There is no right way to lose someone. This is a lesson I learned all too well when I was all too young. When it comes down to it, it’s like this: Life is made up of vital moments that make us, break us and determine who we are going to be. And it’s almost always the heavy stuff that really holds the biggest impact.
When I was a sophomore in high school, only two years ago from this past April, I lost one of my childhood best friends to an overdose in the small hours of Easter Sunday morning. And it was in the split second that it took for me to get the news, through Facebook from someone who didn’t even know her (which still almost makes me sick to this day, by the way), that I learned a lot about myself.
I learned that five hours is a long time to cry, I learned that in times of despair nothing is more comforting than the arms of my mother, and I learned that the life and death of someone we love is only as good as we make it after they’ve gone.
2014 was a really vulnerable year for me. I got very acquainted with the feeling of loss, and in turn I also became very unsteady. I was finally old enough and in a difficult enough place in my life to start asking the real questions about death, and it wasn’t long before I became obsessed with seeking out even the unattainable answers.
It’s probably best to point out that I have always been a really heavy person. My mind is a storm of thoughts that have constantly been proven to be a lot for other people to handle. I started therapy for anxiety at the small age of ten years old. That being said, it didn’t come as much of a shock to me, or anyone else, when I took my friend’s death to a much deeper level than a lot of other people—even her closer companions. I refused to simply get over that she was gone. I became really bitter and very angry with the world; I almost felt betrayed. Heck, I became bitter and angry with my friend herself for dying. Like she could control it. I immersed myself in her loss to the point where I could not function like a normal human being.
Part of this problem was the dreaded “should’ve, could’ve, would’ve” mentality that inevitably trails any type of loss; especially that of one so young. There was one thing, though, I think that was really the cherry on top. She and I were not friends at the time of her death. We honestly hadn’t even spoken in years, and there were people who had been closer to her that assumed I was mooching off of her loss to gain sympathy and attention. There was a period of four years where I considered her my best and closest friend, and I didn’t even have her number in my phone when she died. And that is something to live with for the rest of my life. All I carried around of her was the memories of what we had when we were younger.

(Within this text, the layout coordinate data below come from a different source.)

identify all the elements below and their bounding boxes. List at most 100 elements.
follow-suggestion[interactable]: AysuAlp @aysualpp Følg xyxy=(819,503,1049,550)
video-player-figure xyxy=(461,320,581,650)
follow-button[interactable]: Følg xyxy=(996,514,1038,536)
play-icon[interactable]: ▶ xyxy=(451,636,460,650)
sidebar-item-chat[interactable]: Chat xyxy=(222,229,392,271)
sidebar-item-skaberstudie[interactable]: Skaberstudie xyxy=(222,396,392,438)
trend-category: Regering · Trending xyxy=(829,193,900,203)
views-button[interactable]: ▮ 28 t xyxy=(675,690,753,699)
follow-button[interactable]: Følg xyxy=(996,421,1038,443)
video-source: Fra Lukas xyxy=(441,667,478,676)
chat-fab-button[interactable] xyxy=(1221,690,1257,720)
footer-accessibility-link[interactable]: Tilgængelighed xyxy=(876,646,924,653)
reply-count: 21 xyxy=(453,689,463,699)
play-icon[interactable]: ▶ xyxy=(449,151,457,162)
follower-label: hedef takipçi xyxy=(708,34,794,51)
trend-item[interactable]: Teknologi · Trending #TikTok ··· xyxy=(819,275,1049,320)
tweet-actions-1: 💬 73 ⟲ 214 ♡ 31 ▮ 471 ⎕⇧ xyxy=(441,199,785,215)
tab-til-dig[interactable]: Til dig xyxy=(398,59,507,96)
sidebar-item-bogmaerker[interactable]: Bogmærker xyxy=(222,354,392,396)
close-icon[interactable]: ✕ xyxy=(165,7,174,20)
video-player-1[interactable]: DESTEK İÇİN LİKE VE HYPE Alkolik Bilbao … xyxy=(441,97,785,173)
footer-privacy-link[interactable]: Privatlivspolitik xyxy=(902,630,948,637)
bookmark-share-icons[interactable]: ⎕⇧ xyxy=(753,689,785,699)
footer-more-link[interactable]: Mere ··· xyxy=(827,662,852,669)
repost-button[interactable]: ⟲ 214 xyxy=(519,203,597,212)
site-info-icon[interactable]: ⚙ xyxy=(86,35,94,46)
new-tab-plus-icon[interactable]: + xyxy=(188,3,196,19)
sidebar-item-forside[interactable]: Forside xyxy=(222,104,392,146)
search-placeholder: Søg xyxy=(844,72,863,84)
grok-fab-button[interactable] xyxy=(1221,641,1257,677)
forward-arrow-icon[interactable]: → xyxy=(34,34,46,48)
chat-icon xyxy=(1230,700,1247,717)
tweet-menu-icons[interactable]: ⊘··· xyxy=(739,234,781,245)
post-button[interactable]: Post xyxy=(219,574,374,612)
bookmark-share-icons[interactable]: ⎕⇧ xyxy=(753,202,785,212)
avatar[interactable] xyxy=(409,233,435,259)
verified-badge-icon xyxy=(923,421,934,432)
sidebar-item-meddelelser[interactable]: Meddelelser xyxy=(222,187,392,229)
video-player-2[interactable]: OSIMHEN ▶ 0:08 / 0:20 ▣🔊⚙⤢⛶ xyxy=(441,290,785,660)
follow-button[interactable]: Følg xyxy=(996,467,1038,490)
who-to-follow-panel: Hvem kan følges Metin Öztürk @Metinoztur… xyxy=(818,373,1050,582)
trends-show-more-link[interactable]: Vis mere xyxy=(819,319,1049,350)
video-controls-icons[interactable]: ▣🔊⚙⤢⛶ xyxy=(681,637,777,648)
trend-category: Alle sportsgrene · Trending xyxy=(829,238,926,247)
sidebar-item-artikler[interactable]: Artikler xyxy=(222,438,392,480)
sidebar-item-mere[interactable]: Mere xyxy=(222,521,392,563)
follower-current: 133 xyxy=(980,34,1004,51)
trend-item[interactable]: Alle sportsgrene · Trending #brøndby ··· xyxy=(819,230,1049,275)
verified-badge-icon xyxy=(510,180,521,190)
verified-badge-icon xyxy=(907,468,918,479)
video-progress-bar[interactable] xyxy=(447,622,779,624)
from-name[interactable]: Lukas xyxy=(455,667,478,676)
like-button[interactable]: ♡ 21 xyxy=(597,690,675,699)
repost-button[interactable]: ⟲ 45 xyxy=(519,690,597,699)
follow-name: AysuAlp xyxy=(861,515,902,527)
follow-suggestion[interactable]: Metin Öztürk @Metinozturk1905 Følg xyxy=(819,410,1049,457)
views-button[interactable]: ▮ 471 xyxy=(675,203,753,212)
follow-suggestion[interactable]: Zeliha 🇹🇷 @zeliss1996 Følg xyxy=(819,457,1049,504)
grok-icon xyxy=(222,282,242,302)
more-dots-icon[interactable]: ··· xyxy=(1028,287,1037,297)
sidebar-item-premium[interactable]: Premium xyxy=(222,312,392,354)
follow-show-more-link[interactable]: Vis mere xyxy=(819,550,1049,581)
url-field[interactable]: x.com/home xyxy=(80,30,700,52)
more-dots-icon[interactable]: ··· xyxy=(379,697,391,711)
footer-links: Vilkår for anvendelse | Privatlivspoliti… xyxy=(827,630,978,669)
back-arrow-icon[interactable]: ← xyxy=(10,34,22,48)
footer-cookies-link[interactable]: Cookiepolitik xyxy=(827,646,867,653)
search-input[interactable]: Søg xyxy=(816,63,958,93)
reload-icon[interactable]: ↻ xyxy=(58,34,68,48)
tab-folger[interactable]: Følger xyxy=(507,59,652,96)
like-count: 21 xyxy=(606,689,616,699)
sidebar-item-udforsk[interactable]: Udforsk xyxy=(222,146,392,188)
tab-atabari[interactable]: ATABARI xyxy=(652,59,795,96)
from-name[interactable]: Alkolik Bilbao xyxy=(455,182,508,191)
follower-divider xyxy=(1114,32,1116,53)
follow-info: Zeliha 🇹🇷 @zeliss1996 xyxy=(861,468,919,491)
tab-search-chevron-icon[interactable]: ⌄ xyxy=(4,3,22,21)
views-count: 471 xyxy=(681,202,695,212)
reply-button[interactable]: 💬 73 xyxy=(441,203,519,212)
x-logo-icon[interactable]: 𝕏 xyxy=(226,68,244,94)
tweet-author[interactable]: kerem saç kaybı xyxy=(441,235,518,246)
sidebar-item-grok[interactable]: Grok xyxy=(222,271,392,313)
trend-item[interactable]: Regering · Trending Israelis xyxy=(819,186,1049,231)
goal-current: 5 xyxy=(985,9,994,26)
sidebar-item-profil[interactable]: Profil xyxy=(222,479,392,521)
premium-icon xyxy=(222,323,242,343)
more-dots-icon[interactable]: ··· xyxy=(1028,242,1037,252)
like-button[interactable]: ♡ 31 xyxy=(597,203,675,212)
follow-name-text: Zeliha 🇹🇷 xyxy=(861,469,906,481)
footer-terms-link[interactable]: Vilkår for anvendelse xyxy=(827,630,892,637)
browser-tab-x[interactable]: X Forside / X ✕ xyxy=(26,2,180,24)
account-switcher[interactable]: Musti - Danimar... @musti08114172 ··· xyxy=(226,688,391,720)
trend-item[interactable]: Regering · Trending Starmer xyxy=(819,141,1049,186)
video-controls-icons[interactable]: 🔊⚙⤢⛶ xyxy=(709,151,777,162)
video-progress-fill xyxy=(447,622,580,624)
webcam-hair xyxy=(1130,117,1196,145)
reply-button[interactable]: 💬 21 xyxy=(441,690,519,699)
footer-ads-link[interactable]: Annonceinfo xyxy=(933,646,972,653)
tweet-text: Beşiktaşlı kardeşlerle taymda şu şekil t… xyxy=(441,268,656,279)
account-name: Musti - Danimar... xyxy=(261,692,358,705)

Out of everything that had happened, I think what her death inspired in me the most was to start living freely with how I felt. There’s no time to leave feelings left unsaid. When you love someone, you have to tell them. Otherwise, they happen to you without ever knowing what they meant in your life. I’ve spent the past two years making amends with not only my friend, but with myself as well. She has found herself the subject of many of my poems and artwork, the center of plenty of my stories, and the drive behind a lot of my successes and choices.
I don’t know what happens to people when they die. I spent more than my fair share of time trying to figure it out, but I simply do not possess the answer. Among that, I also don’t know why bad things happen to good people, or why mothers lose their daughters, or why friends fall out with each other before the tragedy strikes. But I do know that once someone is gone, it’s in the hands of those they love to keep their memory in good taste. It’s in the hands of them to take the lessons they’ve learned from the deceased and apply them to the world and try to make it a better place. Just as I have done, just as so many others have done.
As I’ve said, there is no proper way to grieve. There’s no proper way to lose someone, either. There is, however, a proper way to remember someone. And that’s the most important lesson of all.